By Moira Phan, Legal Intern and Rachel H. Khedouri, Esq
In response to the COVID-19 pandemic, when many businesses began onboarding employees for remote work, the U.S. Department of Homeland Security (“DHS”) and U.S. Immigration and Customs Enforcement (“ICE”) suspended the physical presence requirement for examining identity and employment eligibility documentation on the mandatory U.S. Citizenship and Immigration Services (“USCIS”) Form I-9. Instead, employers could remotely or virtually examine documents, delaying in-person physical examination until normal operations resumed. These temporary “COVID-19 flexibilities” were originally announced in March 2020 and later updated effective April 1, 2021.
In October 2022, DHS/ICE announced that these temporary flexibilities will end on July 31, 2023. Initially, DHS/ICE took the position that employers would have to physically inspect employees’ documents within three business days of resuming normal operations. But, in an announcement last month, DHS/ICE extended that period to thirty days. Accordingly, for employees hired on or after March 20, 2020, who have not returned to regular non-remote employment and whose identity and employment eligibility documents have yet to be examined in person, employers (or their authorized representatives) will have until August 30, 2023, to physically examine these documents and notate this inspection on the employees’ Forms I-9.
Notably, the Form I-9 physical examination requirement also applies to fully remote businesses and workers. Employers who moved to remote work during the pandemic and do not plan to return to an in-office presence still must physically examine their employees’ documents by the August 30 deadline. Likewise, in-person employers with fully remote employees must comply with the physical presence requirement even if those workers are located far from the office. As noted, employers have the option to select an authorized representative to fill out the employer parts of the Form I-9 and complete the in-person document inspection.
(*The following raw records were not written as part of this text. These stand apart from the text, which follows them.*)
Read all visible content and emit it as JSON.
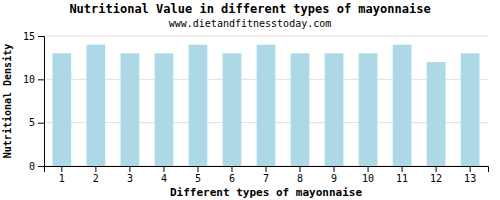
{
  "chart_data": {
    "type": "bar",
    "title": "Nutritional Value in different types of mayonnaise",
    "subtitle": "www.dietandfitnesstoday.com",
    "xlabel": "Different types of mayonnaise",
    "ylabel": "Nutritional Density",
    "categories": [
      1,
      2,
      3,
      4,
      5,
      6,
      7,
      8,
      9,
      10,
      11,
      12,
      13
    ],
    "values": [
      13.0,
      14.0,
      13.0,
      13.0,
      14.0,
      13.0,
      14.0,
      13.0,
      13.0,
      13.0,
      14.0,
      12.0,
      13.0
    ],
    "color": "#add8e6",
    "ylim": [
      0,
      15
    ],
    "yticks": [
      0,
      5,
      10,
      15
    ],
    "grid": true
  }
}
HOW TO NOTATE PHYSICAL INSPECTIONS:
Employers who deferred physical examination under the “COVID-19 flexibilities” should have indicated the date of remote inspection in the Section 2 box marked “Additional Information.” Upon physically examining the documents, employers or their authorized representatives should enter the following information below the previously notated remote inspection date:
- “COVID-19” as the reason for the delayed physical examination;
- “Document physically examined on” with the date of physical examination; and
- Identification of the examiner by initials (if the remote and physical examinations were conducted by the same individual) or full name and title (if the physical examination is being conducted by a different individual).
Employers should complete Section 3 of the Form I-9 if the employment authorization or documentation of employment authorization has expired since being examined remotely, if the employee has had a legal name change in the interim, or if the employee was terminated and is being rehired within three years of the date the Form I-9 was originally completed.
USCIS has provided examples of how to properly notate remote and physical examinations on Forms I-9 HERE.
STAY TUNED: DHS has proposed new rules that would allow employers to examine Form I-9 documentation using alternative procedures, such as remote inspection, and has announced plans to issue a final rule later this year. We will continue to monitor for updates.